Note the default SCSI timeout is already 30 seconds. That is already a fairly long time in computer terms :-P.
IO requests (e.g. async writes) are bounded by /sys/class/block/$DEV/nr_requests
, and /sys/class/block/$DEV/max_sectors_kb
. In the old single-queue block layer, total memory usage is said to be 2*nr_requests*max_sectors_kb
. The factor of 2 is because reads and writes are counted separately. Though you also need to account for requests in the hardware queue, see e.g. cat /sys/class/block/sda/device/queue_depth
. You are generally expected to make sure the maximum hardware queue depth is no larger than half of nr_requests
.
1) It is written that if your IO requests need too much space, you will get out of memory errors. So you could have a look at the above values on your specific system. Usually they are not a problem. nr_requests
defaults to 128. The default value of max_sectors_kb
depends on your kernel version.
If you use the new multi-queue block layer (blk-mq), reads and writes are not counted separately. So the "multiply by two" part of the equation goes away, and nr-requests
defaults to 256 instead. I am not certain how the hardware queue (or queues) is treated in blk-mq
.
When the request queue is full, async writes can build up in the page cache until they hit the "dirty limit". Historically the default dirty limit is described as 20% of RAM, although the exact determination is slightly more complex nowadays.

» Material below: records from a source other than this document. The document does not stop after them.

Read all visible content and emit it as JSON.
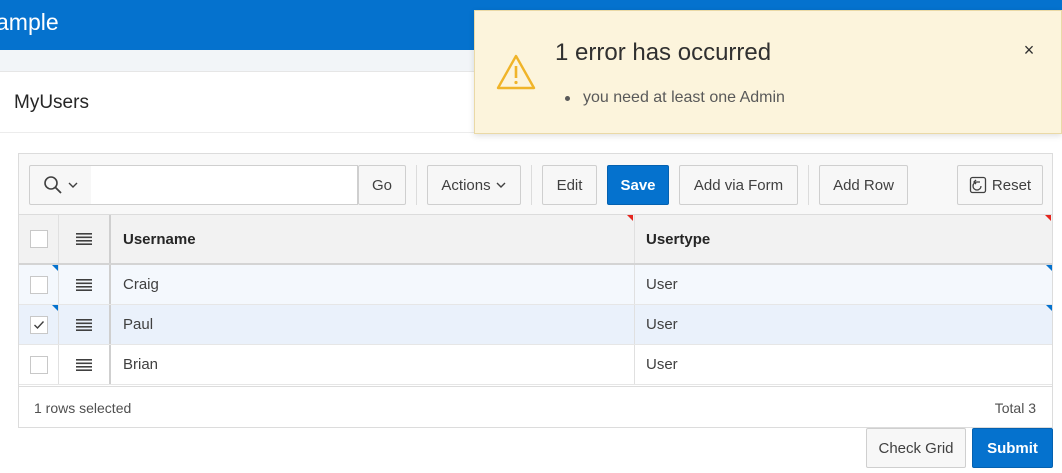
{
  "app": {
    "title": "ample"
  },
  "region": {
    "title": "MyUsers"
  },
  "toolbar": {
    "search_placeholder": "",
    "go_label": "Go",
    "actions_label": "Actions",
    "edit_label": "Edit",
    "save_label": "Save",
    "add_via_form_label": "Add via Form",
    "add_row_label": "Add Row",
    "reset_label": "Reset"
  },
  "grid": {
    "columns": [
      "Username",
      "Usertype"
    ],
    "rows": [
      {
        "username": "Craig",
        "usertype": "User",
        "selected": false
      },
      {
        "username": "Paul",
        "usertype": "User",
        "selected": true
      },
      {
        "username": "Brian",
        "usertype": "User",
        "selected": false
      }
    ],
    "footer": {
      "selected_text": "1 rows selected",
      "total_text": "Total 3"
    }
  },
  "page_buttons": {
    "check_grid": "Check Grid",
    "submit": "Submit"
  },
  "notification": {
    "title": "1 error has occurred",
    "messages": [
      "you need at least one Admin"
    ],
    "close_glyph": "×"
  },
  "colors": {
    "brand": "#0572ce",
    "warning_bg": "#fcf4dc",
    "warning_icon": "#f0b429",
    "selected_row": "#eaf1fb",
    "changed_marker": "#0572ce",
    "error_marker": "#e5261f"
  }
}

When you hit the dirty limit, you just have to wait. The kernel does not have another hard timeout beyond the SCSI timeout. In that sense, the common documents on this topic, including the VMware KB, are quite sufficient. Although you should search for the specific documentation that applies to your NAS :-P. Different vintages of NAS have been engineered to provide different worst-case timings.
2) That said, if a process has been waiting for disk IO for more than 120 seconds, the kernel will print a "hung task" warning. (Probably. That's the usual default. Except on my version of Fedora Linux, where the kernel seems to have been built without CONFIG_DETECT_HUNG_TEST. Fedora appears to be a weird outlier here).
The hung task message is not a crash, and it does not set the kernel "tainted" flag.
After 10 hung task warnings (or whatever you set sys.kernel.hung_task_warnings
to), the kernel stops printing them. Thinking about this, in my opinion you should also increase the sysctl
sys.kernel.hung_task_timeout_secs
so that it is above your SCSI timeout, e.g. 480 seconds.
3) Individual applications may have their own timeouts. You probably prefer to see an application timeout, rather than have the kernel return an IO error! Filesystem IO errors are commonly considered fatal. The filesystem itself may remount read-only after an IO error, depending on configuration. IO errors in swap devices or memory-mapped files will send the SIGBUS signal to the affected process, which will usually terminate the process.
4) If using systemd
, services which have a watchdog timer configured could be forcibly restarted. In current versions of systemd
, you can see e.g. a timeout of 3 minutes if you run systemctl show -p WatchdogUSec systemd-udevd
. This was increased four years ago for a different reason; it appears to be just a co-incidence that this matches VMware's suggested SCSI timeout :-). These restarts could generate alarming log noise. systemd
kills the process with SIGABRT, with the idea of getting a core dump to show where the process got stuck. However stuff like udev and even journald is supposed to be quite happy to be restarted nowadays.
The main concern would be to make sure that you have not configured a too-short userspace reboot watchdog, e.g. RuntimeWatchdogSec=
in /etc/systemd-system.conf
. Even if you do not use swap, it would be possible for systemd
to become blocked by disk IO, by a memory allocation that enters kernel "direct reclaim".